Jonathan Crombie, from left, Jenna Sokolowski, Charlie Hudson III and Jessica Frances Dukes in 'Beneatha's Place'

Jonathan Crombie, from left, Jenna Sokolowski, Charlie Hudson III and Jessica Frances Dukes in 'Beneatha's Place' (Richard Anderson / May 7, 2013)

The multifaceted issue of race continues to cling to this country. Every sign of progress in relations seems to come with an opposite move, so that it often seems as if little has ever really, fundamentally changed since the age of Jim Crow, or even Reconstruction.

There is much in this black-and-white vortex for playwrights to mine. I’m not sure if anyone will ever demonstrate that more movingly than Lorraine Hansberry did in 1957 with her incisive drama “A Raisin in the Sun,” but it sure is interesting to see what happens when others try.

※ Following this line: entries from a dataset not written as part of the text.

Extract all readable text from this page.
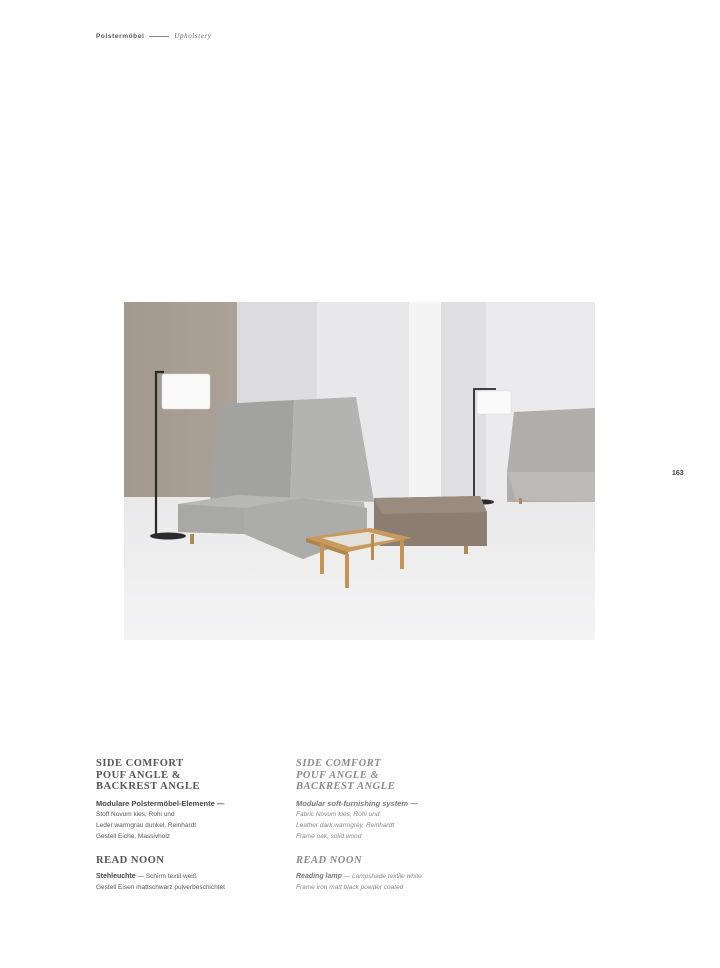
Polstermöbel	Upholstery
163

SIDE COMFORT
POUF ANGLE &
BACKREST ANGLE

Modulare Polstermöbel-Elemente —
Stoff Novum kies, Rohi und
Leder warmgrau dunkel, Reinhardt
Gestell Eiche, Massivholz

SIDE COMFORT
POUF ANGLE &
BACKREST ANGLE

Modular soft-furnishing system —
Fabric Novum kies, Rohi und
Leather dark warmgrey, Reinhardt
Frame oak, solid wood

READ NOON

Stehleuchte — Schirm textil weiß
Gestell Eisen mattschwarz pulverbeschichtet

READ NOON

Reading lamp — Lampshade textile white
Frame iron matt black powder coated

Two writers have taken “Raisin” as a starting point.

Bruce Norris’ “Clybourne Park,” which earned a Tony Award and the Pulitzer Prize, quickly carved a foothold in the contemporary repertoire after its premiere three years ago. And now comes Kwame Kwei-Armah’s “Beneatha’s Place,” a bold and funny play receiving a handsome premiere production at Center Stage, where the playwright is also artistic director.

What makes Kwei-Armah’s venture all the more intriguing is that it is was inspired by Hansberry and Norris — in the latter case, you might even say provoked by.

“Clybourne Park,” which is also on the boards in a ripping production at Center Stage, paints a two-era story of the white-neighborhood house bought by the black family at the end of the Hansberry classic.

Kwei-Armah has spoken of his admiration for the Norris play, but he has also expressed disappointment with what he views as implied conclusions in “Clybourne Park” that a black neighborhood will inevitably decline and that black men are not up to par intellectually with whites. Norris, it must be noted, disagrees with his fellow playwright’s interpretation.

When Kwei-Armah designed his first full inaugural season at the company’s helm, he envisioned the plays talking to themselves by the end of it, and that’s essentially what’s happening now, as the two pieces in what is boiled as “The Raisin Cycle” run in repertory.

Audiences cannot help but get into the conversation, too, and my guess is that intermission chitchat is more animated and substantive than ever at Center Stage these days.  

Kwei-Armah’s work focuses on Beneatha Younger, the character in “A Raisin in the Sun” who becomes attracted to a visiting African student, Joseph Asagai, and contemplates moving to Nigeria with him as the play ends.

The setting for Act 1 of “Beneatha’s Place” is 1959 in a Lagos bungalow that is to be the residence of Beneatha and Asagai, recently married. The previous occupants, a white missionary couple from the States, hang around to provide a not-entirely-welcome welcome.

Asagai is something of a national celebrity, heavily involved in Nigeria’s politics as the country takes troubled steps toward independence from Britain.

Act 2 unfolds in the same location, but in our time. Beneatha, now a prominent, septuagenarian social anthropologist and dean at a major university, is back in Nigeria for a conference with her faculty colleagues.

She convenes a committee meeting at her old home, which she has not seen in ages, to consider a contentious issue — whether to supplant the school’s longtime African-American studies program, which one professor labels “20th century,” with a newer trend in academia, “critical whiteness” studies.

You can’t miss Kwei-Armah’s method of using the same structure as “Clybourne Park,” offering some of the same thematic parallels, even having a ghost pop up at the end — sincerest form of flattery, and all that. You can also imagine the fun he must have had taking little swipes at the other play, right down to letting Beneatha repeat one of the racist jokes from Act 2 of the Norris script.  

If “Beneatha’s Place” were only about responding to “Clybourne Park,” it would have marginal interest. But the new work, neatly spiced with humor, irony and history lessons, has more than enough substance in its own right.

To be sure, a few plot devices feel manipulative, or simply creak. The traumatic event at the end of Act 1, for example, can be seen coming early on; the recurring motif of a truth-telling mask has a heavy, dated feel.

None of that, however, lessens the validity of Kwei-Armah’s perspective or his mission to seek a different post-“Raisin” path, to raise the same questions as Norris, but open windows that might lead to different answers.

There’s a good deal of freshness and surprise along the way. Time and again, the playwright subtly turns things inside out or upside down.

In Act 1, a Nigerian woman, Aunty Fola, tells Beneatha the story of “the old man on the hill who saw the first white men coming from the sea,” warning his people: “One will come. Then another, then another, and each time they do, the value of our ancestral land will be reduced.”